Esa noche Luis volvió otra vez al centro comercial de Ciudadela, cuando llegó ya era casi la hora en que cierran. Dejó el auto en el estacionamiento y justo en el momento que estaba echándole llave a la puerta, su particular instinto se despertó. Su vista se clavó en una adolescente que salía del supermercado, con una bolsa en la mano. Luis decidió seguir a la joven sigilósamente para no llamar la atención. Cuando Lorena estuvo de vuelta frente a su casa y sacó la llave, el hombre que la seguía se acercó más, sacó una navaja, se la colocó en el cuello a ella y la obligó a dejarlo ingresar al interior de la vivienda.

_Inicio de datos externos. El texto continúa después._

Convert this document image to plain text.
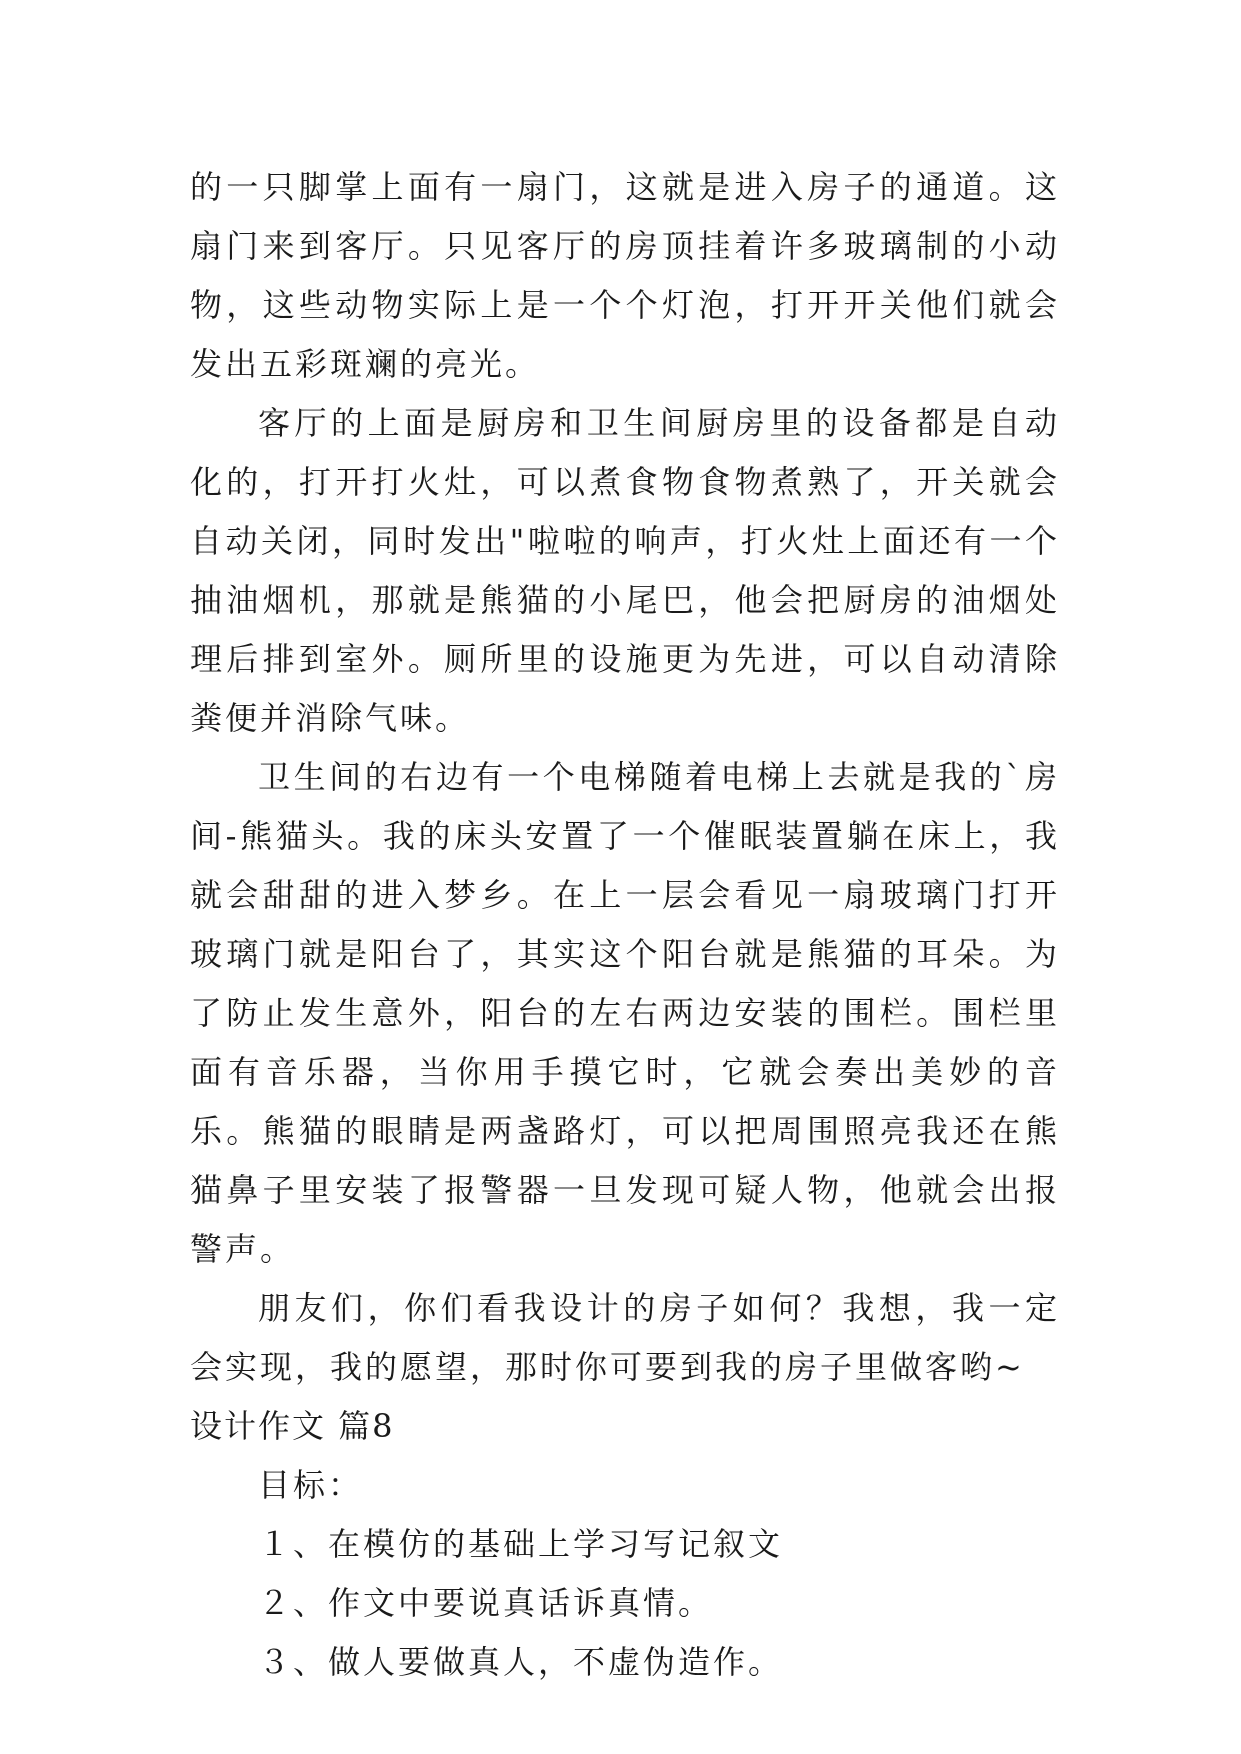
的一只脚掌上面有一扇门，这就是进入房子的通道。这扇门来到客厅。只见客厅的房顶挂着许多玻璃制的小动物，这些动物实际上是一个个灯泡，打开开关他们就会发出五彩斑斓的亮光。

客厅的上面是厨房和卫生间厨房里的设备都是自动化的，打开打火灶，可以煮食物食物煮熟了，开关就会自动关闭，同时发出"啦啦的响声，打火灶上面还有一个抽油烟机，那就是熊猫的小尾巴，他会把厨房的油烟处理后排到室外。厕所里的设施更为先进，可以自动清除粪便并消除气味。

卫生间的右边有一个电梯随着电梯上去就是我的`房间-熊猫头。我的床头安置了一个催眠装置躺在床上，我就会甜甜的进入梦乡。在上一层会看见一扇玻璃门打开玻璃门就是阳台了，其实这个阳台就是熊猫的耳朵。为了防止发生意外，阳台的左右两边安装的围栏。围栏里面有音乐器，当你用手摸它时，它就会奏出美妙的音乐。熊猫的眼睛是两盏路灯，可以把周围照亮我还在熊猫鼻子里安装了报警器一旦发现可疑人物，他就会出报警声。

朋友们，你们看我设计的房子如何？我想，我一定会实现，我的愿望，那时你可要到我的房子里做客哟~

设计作文 篇8

目标：

１、在模仿的基础上学习写记叙文

２、作文中要说真话诉真情。

３、做人要做真人，不虚伪造作。
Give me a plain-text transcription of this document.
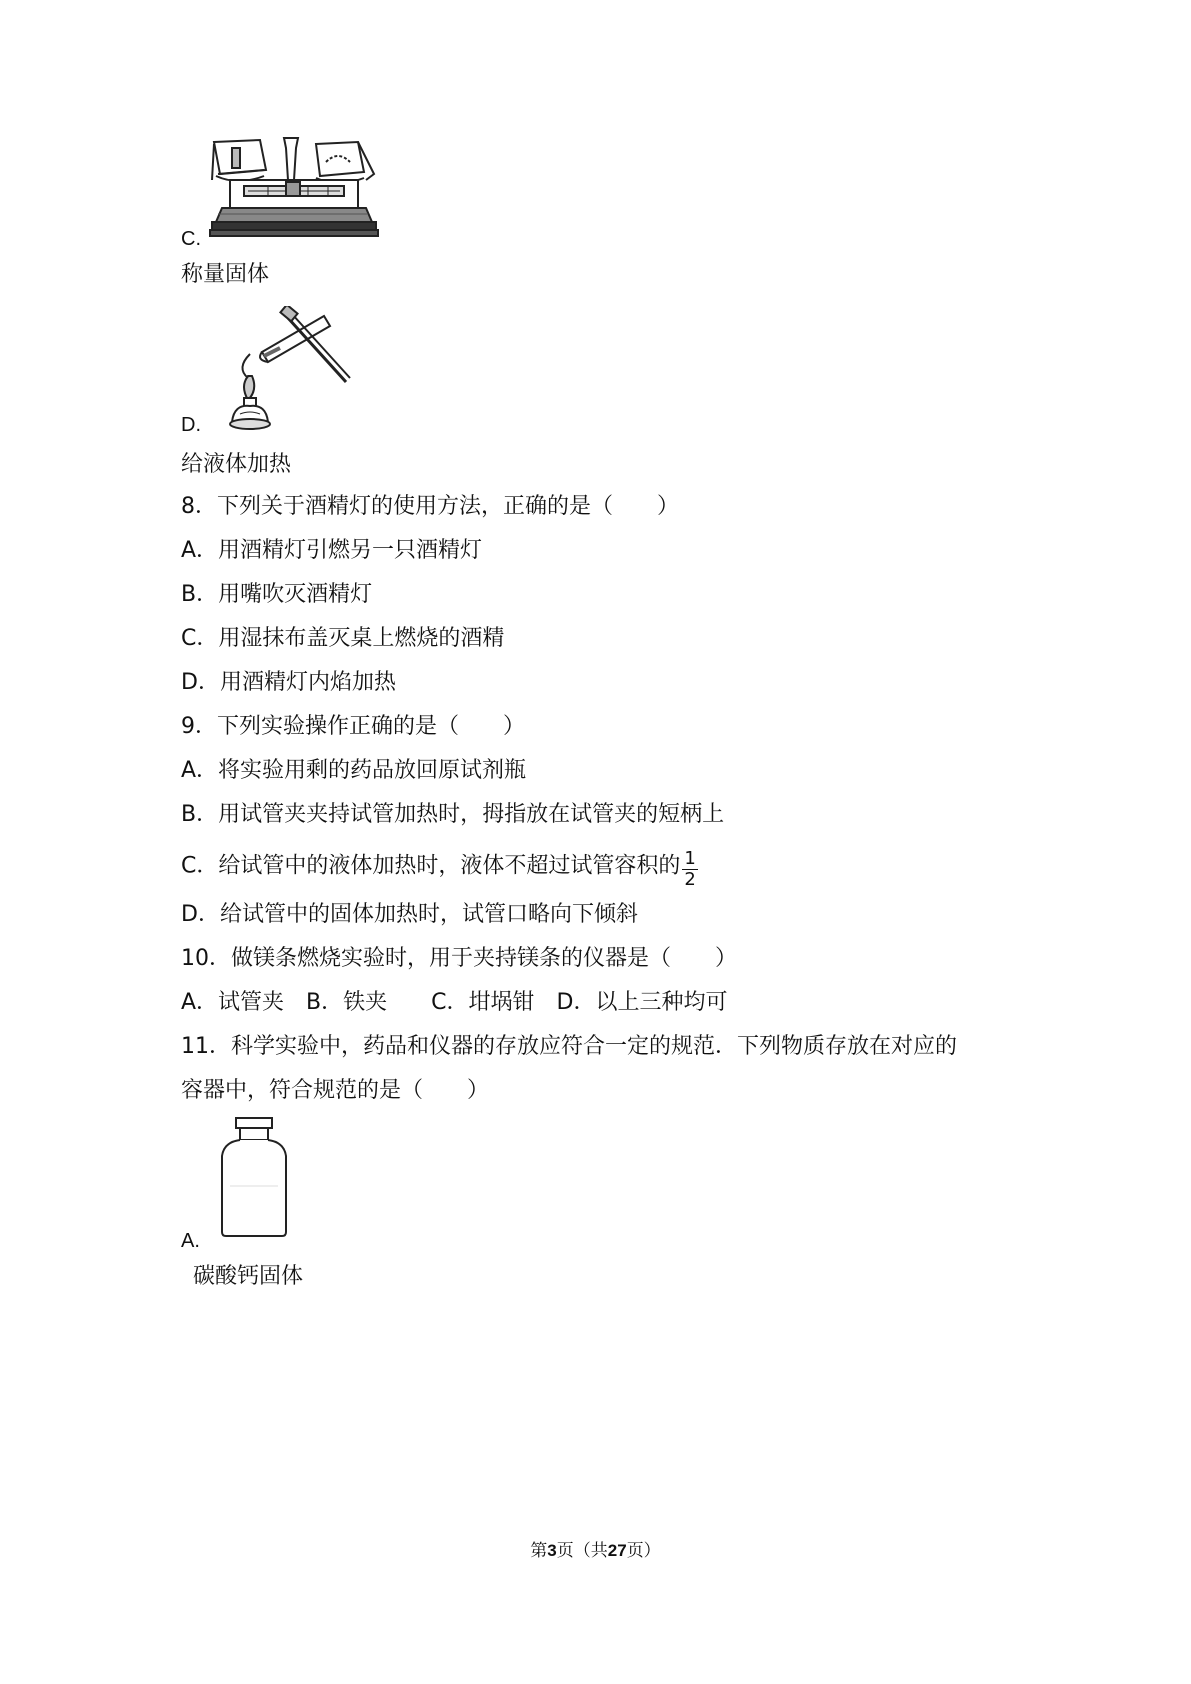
C.
称量固体
D.
给液体加热
8．下列关于酒精灯的使用方法，正确的是（　　）
A．用酒精灯引燃另一只酒精灯
B．用嘴吹灭酒精灯
C．用湿抹布盖灭桌上燃烧的酒精
D．用酒精灯内焰加热
9．下列实验操作正确的是（　　）
A．将实验用剩的药品放回原试剂瓶
B．用试管夹夹持试管加热时，拇指放在试管夹的短柄上
C．给试管中的液体加热时，液体不超过试管容积的 $\frac{1}{2}$
D．给试管中的固体加热时，试管口略向下倾斜
10．做镁条燃烧实验时，用于夹持镁条的仪器是（　　）
A．试管夹　B．铁夹　　C．坩埚钳　D．以上三种均可
11．科学实验中，药品和仪器的存放应符合一定的规范．下列物质存放在对应的
容器中，符合规范的是（　　）
A.
碳酸钙固体
第3页（共27页）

El suboficial Gómez llegó a la puerta de su casa después de cumplir la guardia, tocó timbre y esperó a que su esposa le abriera. Al no obtener respuesta le gritó por la ventana:
-¡Lorena, abrime, soy yo...!
Nadie contestó. Buscó la llave en el bolsillo y abrió la puerta. En el interior del hogar la volvió a llamar:
-Lorena. ¿Dónde estas? -Dijo él.
-En la pieza. ¡Ayudame! -Respondió ella con un grito ahogado.
Pedro se dirigió a la pieza; dentro de la misma su mujer ya casi desnuda, estaba sobre la cama. Luis lo estaba esperando con la navaja en la mano. Lorena al ver a su esposo le avisó:
-¡Cuidado! Tiene una navaja.
Pedro sacó su arma reglamentaria y le disparó. Casi al mismo tiempo preguntó:
-¿De dónde salió este tipo?
-Me atacó cuando estaba abriendo la puerta, venía del súper y...
-Está bien, no te preocupés. ¿Estás bien?
-Creo que sí.

Luis yacía en un charco de sangre. Ahora tenía todo un charco de sangre para él, pero no mucho tiempo para disfrutarla. Su respiración era dificultosa, de su tórax seguía saliendo sangre a borbotones. Con el último aliento estiró su mano izquierda, se aferró a la pata de la cama y tras unas convulsiones murió.

Al otro día, la prensa se ocupó del tema: “el abusador del oeste abatido por un policía”. Los medios sensacionalistas volvieron a dedicar dos páginas y varias horas de TV al tema. En algún lugar de la ciudad, Néstor se enteró de la noticia, y sólo después de verificar que su incidente no había trascendido, se sintió aliviado.